Ecco perché nella competizione con Mosca e Pechino per il controllo di questa regione, nei prossimi anni paesi come il Canada, gli stati scandinavi e territori come la Groenlandia rivestiranno un’importanza sempre maggiore. E quanto più il clima dovesse riscaldarsi e ampi territori nordici diventare sfruttabili e abitabili, tanto più potremmo assistere ad una autentica “corsa al Nord”. Del resto, Russia e Cina da tempo stanno investendo ingenti risorse in questa regione, con l’obiettivo di sfruttarne tutte le potenzialità. Va da sé che mentre aumentano le possibilità di aprire nuove rotte marittime attraverso i mari del nord, o di realizzare basi di sfruttamento minerario o energetico nell’area, crescono proporzionalmente anche interessi e iniziative di natura politica e militare nella regione. Basti osservare le numerose esercitazioni militari svoltesi negli ultimi anni o la crescita esponenziale di basi e infrastrutture. Mosca considera l’Artico un po’ come il proprio orto di casa e negli ultimi anni ha fortemente rilanciato la sua presenza oltre il Circolo polare. E in un momento di grande tensione con l’Occidente, controllare l’Artico potrebbe rappresentare per i russi un vantaggio importante anche da un punto di vista militare.
Le nuove rotte marittime, le quali passando dal nord potrebbero permettere, soprattutto alle merci asiatiche, di raggiungere i porti europei più rapidamente rispetto ai classici passaggi di Suez e Buona Speranza, potrebbero infatti stravolgere i traffici globali. Per intenderci, vi sono stime per cui la rotta attraverso i mari del Nord, potrebbe essere più breve di circa il 40% rispetto a quella passante per Suez, con un conseguente risparmio in termini di tempo di circa 10-15 giorni. Non è un caso se su questo versante i cinesi hanno lanciato una Polar Silk Road.
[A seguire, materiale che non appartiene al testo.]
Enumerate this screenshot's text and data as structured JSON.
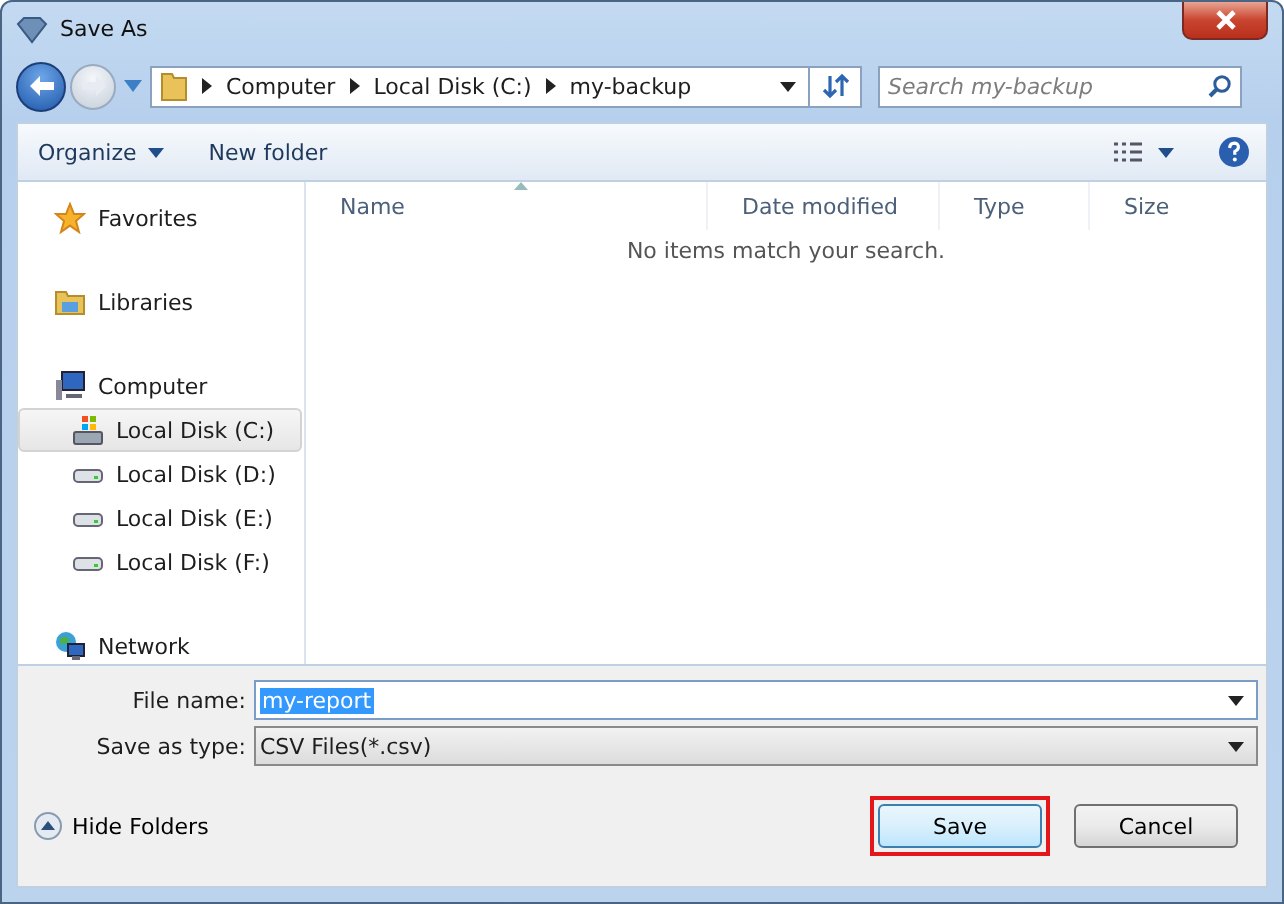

Queste vicende potrebbero avere un riflesso considerevole anche su alcuni porti del Mediterraneo, già messi duramente alla prova dalla pandemia da Covid-19 e dagli attacchi degli Houthi nel Mar Rosso. Un tema distante da noi, dunque, solo nelle cartine geografiche, che ci dice perché è fondamentale monitorare con attenzione quanto sta avvenendo a Nord.
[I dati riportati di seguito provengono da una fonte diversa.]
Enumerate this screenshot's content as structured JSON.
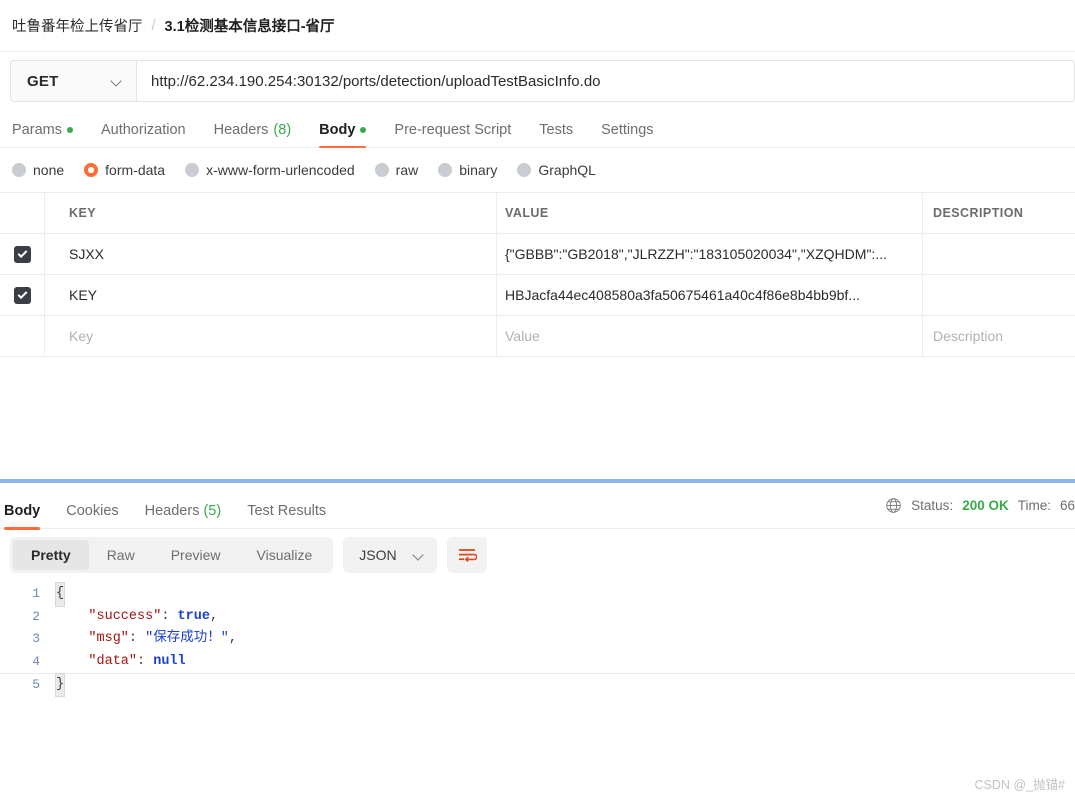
{
  "breadcrumb": {
    "parent": "吐鲁番年检上传省厅",
    "separator": "/",
    "current": "3.1检测基本信息接口-省厅"
  },
  "request": {
    "method": "GET",
    "url": "http://62.234.190.254:30132/ports/detection/uploadTestBasicInfo.do",
    "tabs": [
      {
        "label": "Params",
        "dot": true,
        "active": false
      },
      {
        "label": "Authorization",
        "dot": false,
        "active": false
      },
      {
        "label": "Headers",
        "count": "(8)",
        "active": false
      },
      {
        "label": "Body",
        "dot": true,
        "active": true
      },
      {
        "label": "Pre-request Script",
        "active": false
      },
      {
        "label": "Tests",
        "active": false
      },
      {
        "label": "Settings",
        "active": false
      }
    ],
    "body_types": [
      {
        "label": "none",
        "selected": false
      },
      {
        "label": "form-data",
        "selected": true
      },
      {
        "label": "x-www-form-urlencoded",
        "selected": false
      },
      {
        "label": "raw",
        "selected": false
      },
      {
        "label": "binary",
        "selected": false
      },
      {
        "label": "GraphQL",
        "selected": false
      }
    ],
    "table": {
      "headers": {
        "key": "KEY",
        "value": "VALUE",
        "description": "DESCRIPTION"
      },
      "rows": [
        {
          "checked": true,
          "key": "SJXX",
          "value": "{\"GBBB\":\"GB2018\",\"JLRZZH\":\"183105020034\",\"XZQHDM\":...",
          "description": ""
        },
        {
          "checked": true,
          "key": "KEY",
          "value": "HBJacfa44ec408580a3fa50675461a40c4f86e8b4bb9bf...",
          "description": ""
        }
      ],
      "placeholder_row": {
        "key": "Key",
        "value": "Value",
        "description": "Description"
      }
    }
  },
  "response": {
    "tabs": [
      {
        "label": "Body",
        "active": true
      },
      {
        "label": "Cookies",
        "active": false
      },
      {
        "label": "Headers",
        "count": "(5)",
        "active": false
      },
      {
        "label": "Test Results",
        "active": false
      }
    ],
    "status_label": "Status:",
    "status_value": "200 OK",
    "time_label": "Time:",
    "time_value": "66",
    "view_modes": [
      {
        "label": "Pretty",
        "active": true
      },
      {
        "label": "Raw",
        "active": false
      },
      {
        "label": "Preview",
        "active": false
      },
      {
        "label": "Visualize",
        "active": false
      }
    ],
    "format": "JSON",
    "body_lines": [
      {
        "n": "1",
        "segments": [
          {
            "t": "{",
            "c": "brace"
          }
        ]
      },
      {
        "n": "2",
        "segments": [
          {
            "t": "    ",
            "c": "pun"
          },
          {
            "t": "\"success\"",
            "c": "key"
          },
          {
            "t": ": ",
            "c": "pun"
          },
          {
            "t": "true",
            "c": "kw"
          },
          {
            "t": ",",
            "c": "pun"
          }
        ]
      },
      {
        "n": "3",
        "segments": [
          {
            "t": "    ",
            "c": "pun"
          },
          {
            "t": "\"msg\"",
            "c": "key"
          },
          {
            "t": ": ",
            "c": "pun"
          },
          {
            "t": "\"保存成功！\"",
            "c": "str"
          },
          {
            "t": ",",
            "c": "pun"
          }
        ]
      },
      {
        "n": "4",
        "segments": [
          {
            "t": "    ",
            "c": "pun"
          },
          {
            "t": "\"data\"",
            "c": "key"
          },
          {
            "t": ": ",
            "c": "pun"
          },
          {
            "t": "null",
            "c": "kw"
          }
        ]
      },
      {
        "n": "5",
        "segments": [
          {
            "t": "}",
            "c": "brace"
          }
        ]
      }
    ]
  },
  "watermark": "CSDN @_抛锚#",
  "colors": {
    "accent": "#ff6c37",
    "success": "#3aab4a",
    "divider": "#8ab7f0",
    "checkbox": "#3b3f45"
  }
}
Infine, non ultimo per importanza, vale la pena ricordare che l’Artico sarà sempre più importante anche per una serie di ragioni di natura ambientale. Perché il riscaldamento climatico – che ai poli è tre volte più veloce – sta modificando le condizioni ambientali della regione, con conseguenze per l’intero pianeta. Lo scioglimento della calotta glaciale, ad esempio, contribuirà al processo di innalzamento del livello degli oceani, a cui si aggiungono la possibile alterazione delle correnti oceaniche, con i problemi collegati, e l’impatto sulla biodiversità e le risorse alimentari. Tutte minacce che avranno un impatto ambientale, ma anche securitario ed economico. L’innalzamento dei mari coinvolgerà anche il Mediterraneo, le sue coste, le infrastrutture portuali e l’economia della regione, con una portata oggi difficilmente prevedibile. Ma basti pensare quante città, comunità, attività economiche sono situate sulle coste per comprenderne la possibile rilevanza. Anche questi elementi ci dicono che per quanto quello che avviene al Polo Nord possa apparire ai più lontano, in realtà non è così. È molto vicino.
La corsa al Nord è cominciata. In un mondo globale e interconnesso, quanto avviene a Nord avrà effetti anche a molte migliaia di chilometri di distanza più a Sud. E anche noi che viviamo affacciati sul Mediterraneo ed in Europa, saremo interessati in maniera crescente dai destini dell’Artico.